2 Stateful Routing - MPLS. Multi-protocol label switching has a long history (probably started in Cambridge!). It simplifes switch/router design in terms of forwarding, at the cost of increasing complexity in the control plane  -- possibly in routing, but more crucially, signaling. Signaling protocols have a very long history (from railways over 200 years ago). One interesting computer science dimension that arose from signaling is the concept of mutual exclusion. The first algorithms for avoiding contention for a limited resource are direct descendents of the P and V flags used to prevent two trains entering the same section of track....

In a sense, these two ideas (central and stateful) can be reconciled via "soft state" protocols (see last lecture).

Note also: MLPS involves a "shim" layer between IP and lower levels. Segment routing may use that, or may just use IP6 routing options directly. Recall layering from IB networking course. It is often not a pure picture - IP tunnels are another example of extra layers  between this and that. MPLS can also simplify switch & router port processing (and possibly, if switch is "cell switched" scheduling forwarding packets across the switch fabric - again, recall router architecure from IB networking course). Segment Routing is a re-think of MPLS, which can use IPv6 routing options as labels, and then use IP routing updates to distribute the label information to ( amongst others, upstream) neighbours. There's a nice slidepack SR explainer from CERN which shows the interaction with routing... Note segment routing with IPv6 dispenses with the potential hardware speedup of having 20 bit MLPS labels for forwarding, so one assumes router NICs and Processors may have ASIC support for v6 header processing!
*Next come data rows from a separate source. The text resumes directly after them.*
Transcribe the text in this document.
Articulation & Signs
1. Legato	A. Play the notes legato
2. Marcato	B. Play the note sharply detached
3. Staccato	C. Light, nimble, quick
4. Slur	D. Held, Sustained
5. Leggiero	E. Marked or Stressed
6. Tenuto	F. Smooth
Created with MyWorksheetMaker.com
Optional background reading...

2. Another dimension of signaling is that it requires a level of accesss control authentication and authorisation not typically present in pure datagram networks like traditional IP. For a measure of how bad it can get, look no further than the old digital telephone network signaling system number 7 (SS7) which is more complex than the whole TCP/IP regular data stack (see report on vulnerabilities in SS7). RSVP (serves similar function for signaling for MPLS if you don't just rely on routing!) is about as bad.

1. Further work was done based on the fibbing idea:

https://www.michaelschapira.com/_files/ugd/3b1e1e_dc51c8d43c7c41cc9ffbfa84923cd864.pdf

Basically, it leverages FIBbing-like mechanisms to optimize (oblivious) TE in IP networks.
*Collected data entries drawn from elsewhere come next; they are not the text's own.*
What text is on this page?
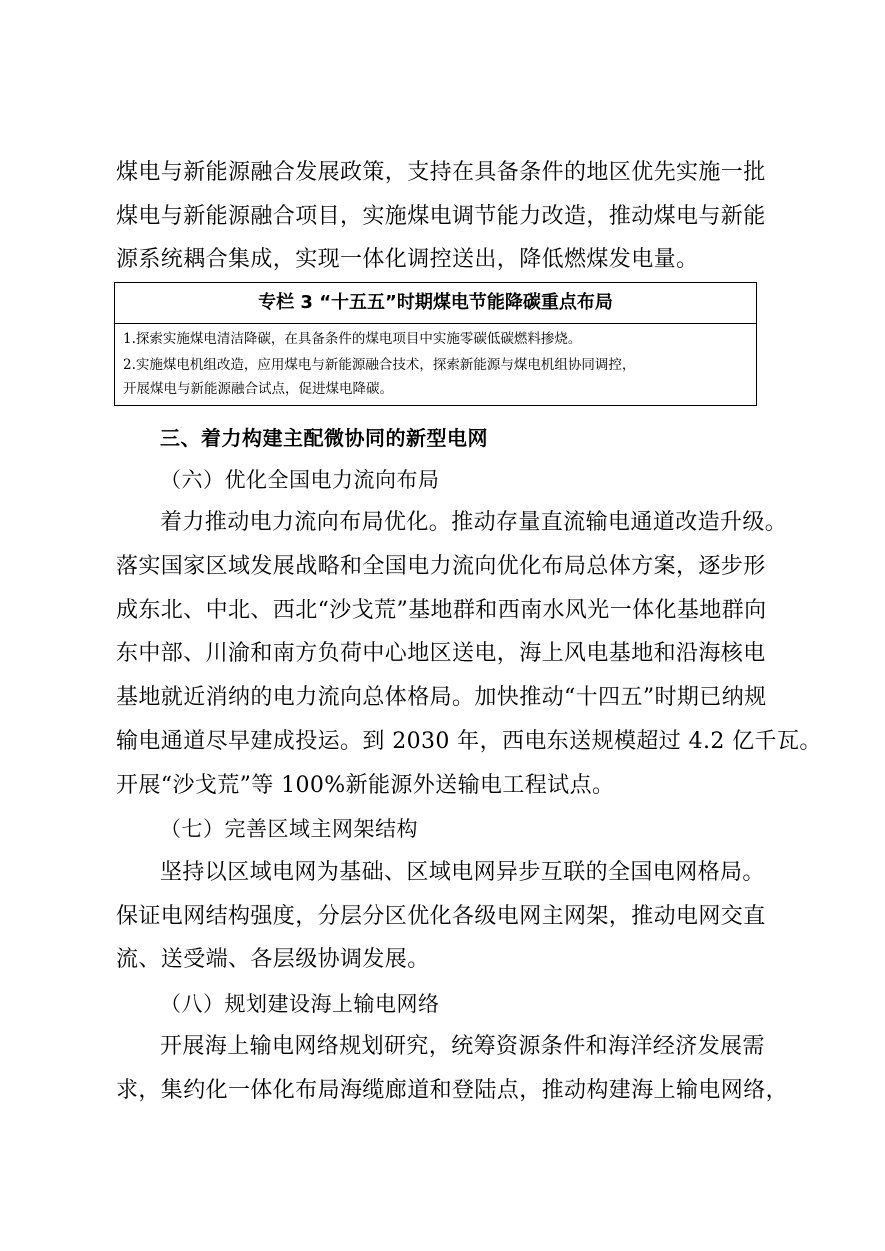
煤电与新能源融合发展政策，支持在具备条件的地区优先实施一批
煤电与新能源融合项目，实施煤电调节能力改造，推动煤电与新能
源系统耦合集成，实现一体化调控送出，降低燃煤发电量。
专栏 3 “十五五”时期煤电节能降碳重点布局
1.探索实施煤电清洁降碳，在具备条件的煤电项目中实施零碳低碳燃料掺烧。
2.实施煤电机组改造，应用煤电与新能源融合技术，探索新能源与煤电机组协同调控，
开展煤电与新能源融合试点，促进煤电降碳。
三、着力构建主配微协同的新型电网
（六）优化全国电力流向布局
着力推动电力流向布局优化。推动存量直流输电通道改造升级。
落实国家区域发展战略和全国电力流向优化布局总体方案，逐步形
成东北、中北、西北“沙戈荒”基地群和西南水风光一体化基地群向
东中部、川渝和南方负荷中心地区送电，海上风电基地和沿海核电
基地就近消纳的电力流向总体格局。加快推动“十四五”时期已纳规
输电通道尽早建成投运。到 2030 年，西电东送规模超过 4.2 亿千瓦。
开展“沙戈荒”等 100%新能源外送输电工程试点。
（七）完善区域主网架结构
坚持以区域电网为基础、区域电网异步互联的全国电网格局。
保证电网结构强度，分层分区优化各级电网主网架，推动电网交直
流、送受端、各层级协调发展。
（八）规划建设海上输电网络
开展海上输电网络规划研究，统筹资源条件和海洋经济发展需
求，集约化一体化布局海缆廊道和登陆点，推动构建海上输电网络，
https://www.michaelschapira.com/_files/ugd/3b1e1e_b928d21ed137475bb89f51c9073ed8de.pdf

This paper is about the hardness of configuring ECMP for TE. This is actually based on a very cute hardness amplification proof technique.

Principles of Communications Week 1 9/10/2025

 I'll be noting progress and also adding occasional related reading/ and corrections on this blog.

If you want to revise anything to warm up for the course, I suggest last year's Computer Networks course should be a quick re-read (e..g on routing )! A fun review of 40+ years of the Internet

This week we'll just make a start on routing.

For fun, you might find this discussion on why LLMs aren't much use for networking, mostly interesting - video recording of panel session

Reference requested for Glossary of Terms: from ISOC

Some acronyms come from the 7 layer model of the communications stack including terms like PHY (short for physical, so not really an acronym).